Their next move, signing Rosenthal in early November, likely couldn’t have waited much longer. Rosenthal finished with 45 or more saves in 2014 and 2015, then was out of baseball last season while he recovered from Tommy John surgery. His Los Angeles workout in late October drew around 40 scouts and, just hours after his fastball reached 98 miles per hour off a mound, the 28-year-old had multiple teams reaching out. The Nationals acted fast, offering at least $7 million for 2019 and a 2020 option, and made Rosenthal the first free agent signing of the offseason.
Rosenthal, 28, was eager to join a team after his year away, making a November deal that much more logical. That was also the preferred route for Suzuki and Adams, two veterans who did not want to see their free agencies seep into 2019. Suzuki wanted “peace of mind” for both him and his family, and he officially signed with the Nationals on Nov. 20. Adams, who a year earlier had joined the Nationals on Dec. 22, again avoided stress by signing a week earlier this time around. Rosenthal, if anything like his pre-Tommy John self, could be the shutdown setup man the Nationals have been seeking. Suzuki helped the Nationals fill a glaring hole behind the plate, and Adams provides a left-handed-hitting first baseman to pair with Ryan Zimmerman. Springing into negotiations helped the Nationals land each player.
“I think it’s huge. For me, the way that my brain and myself worked, the later that I sign the more freaked out I’m going to be,” Adams said. “It’s the unknown, being out there and not knowing where you’re going to go, how many people you’re going to know on that team you sign with . . . so for me, I was lucky and blessed to have the opportunity to be able to sign back with the Nats.”
Next came the cumulative results, most notably in how adding Suzuki and Gomes influenced conversations with starting pitchers. Corbin called pitching to Gomes and Suzuki a “huge part” of his decision to sign with the Nationals instead of the New York Yankees or Philadelphia Phillies, even if the $140 million was the most attractive element of the equation. Gomes is a heralded pitch framer and Suzuki, at 35, is a respected game caller. Sanchez, who the Nationals signed to a two-year deal on Dec. 20, raved about Suzuki in a phone call with reporters and said the pair has a “really good relationship between pitcher and catcher.” They played together with the Atlanta Braves last season and Sanchez made tweaks to his pitching approach that turned his career around. The 35-year-old noted that “Suzuki was involved in everything, in every change that I made and everything that we worked for.”

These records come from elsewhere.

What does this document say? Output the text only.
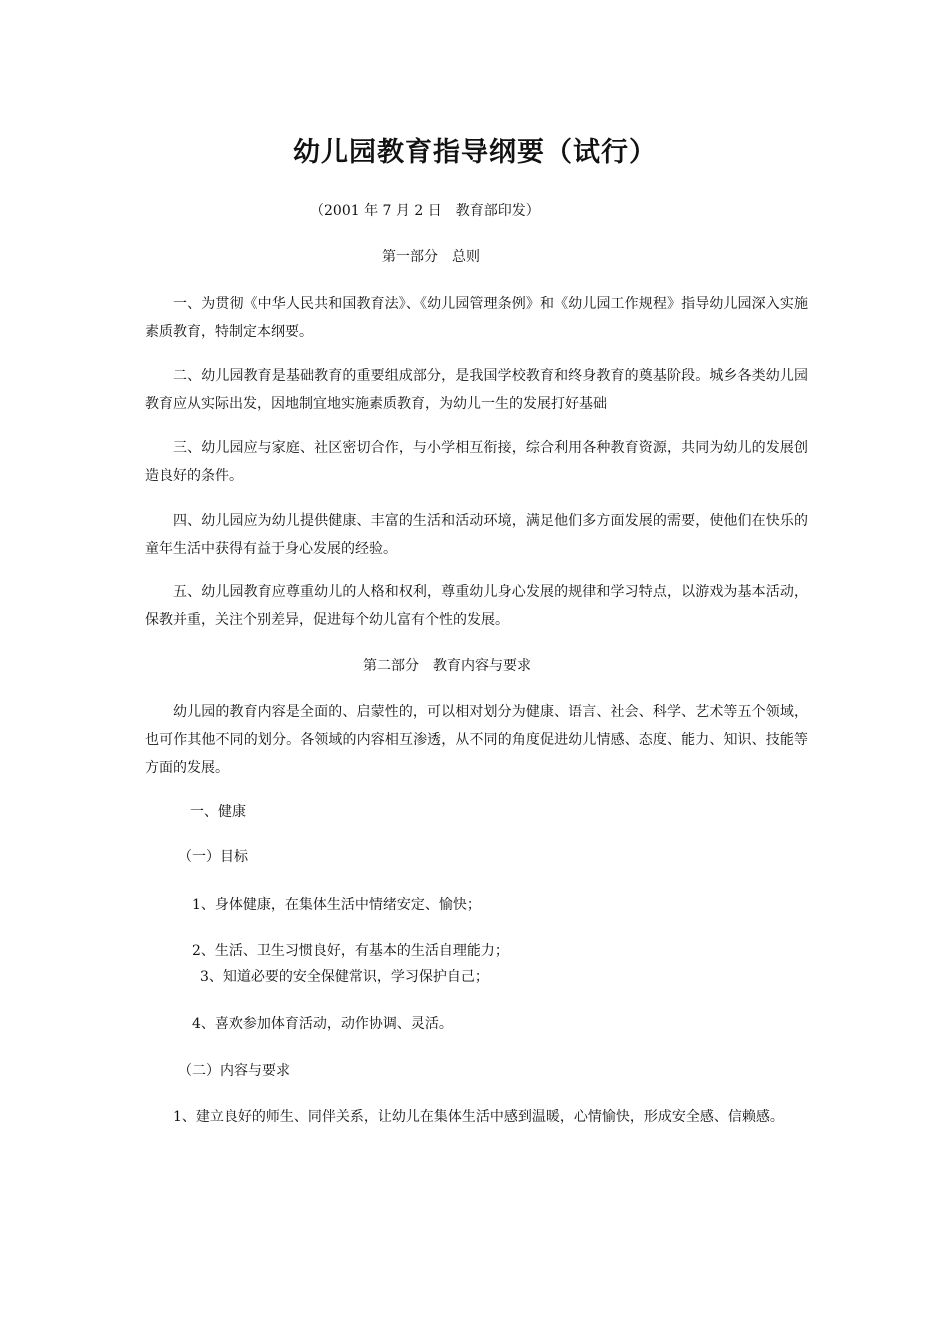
幼儿园教育指导纲要（试行）
（2001 年 7 月 2 日　教育部印发）
第一部分　总则
一、为贯彻《中华人民共和国教育法》、《幼儿园管理条例》和《幼儿园工作规程》指导幼儿园深入实施素质教育，特制定本纲要。
二、幼儿园教育是基础教育的重要组成部分，是我国学校教育和终身教育的奠基阶段。城乡各类幼儿园教育应从实际出发，因地制宜地实施素质教育，为幼儿一生的发展打好基础
三、幼儿园应与家庭、社区密切合作，与小学相互衔接，综合利用各种教育资源，共同为幼儿的发展创造良好的条件。
四、幼儿园应为幼儿提供健康、丰富的生活和活动环境，满足他们多方面发展的需要，使他们在快乐的童年生活中获得有益于身心发展的经验。
五、幼儿园教育应尊重幼儿的人格和权利，尊重幼儿身心发展的规律和学习特点，以游戏为基本活动，保教并重，关注个别差异，促进每个幼儿富有个性的发展。
第二部分　教育内容与要求
幼儿园的教育内容是全面的、启蒙性的，可以相对划分为健康、语言、社会、科学、艺术等五个领域，也可作其他不同的划分。各领域的内容相互渗透，从不同的角度促进幼儿情感、态度、能力、知识、技能等方面的发展。
一、健康
（一）目标
1、身体健康，在集体生活中情绪安定、愉快；
2、生活、卫生习惯良好，有基本的生活自理能力；
3、知道必要的安全保健常识，学习保护自己；
4、喜欢参加体育活动，动作协调、灵活。
（二）内容与要求
1、建立良好的师生、同伴关系，让幼儿在集体生活中感到温暖，心情愉快，形成安全感、信赖感。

This all matters, for what has happened and what will happen next, as the Nationals look to finish off their to-do list before looking toward 2019. Washington has downplayed its pursuit of Harper ever since principal owner Mark Lerner took to the radio in early December and said, “I don’t really expect him to come back at this point. I think they’ve decided to move on.” But a club source confirmed Wednesday that there have been multiple meetings between Harper and the team, leaving open the possibility of a return.
When asked about Harper at the winter meetings in early December, Rizzo indicated that the team would not meet with Harper while in Las Vegas for the event. Rizzo did, however, maybe sneak it in a small pitch most other teams could use at that point, made possible by the Nationals’ unwillingness to wait for the market to dictate their plans.
“Nothing’s changed with Harp since the end of the season except that I think we’re a better team than we were at the end of the season,” Rizzo said. “But we’re not closing the door on anything.”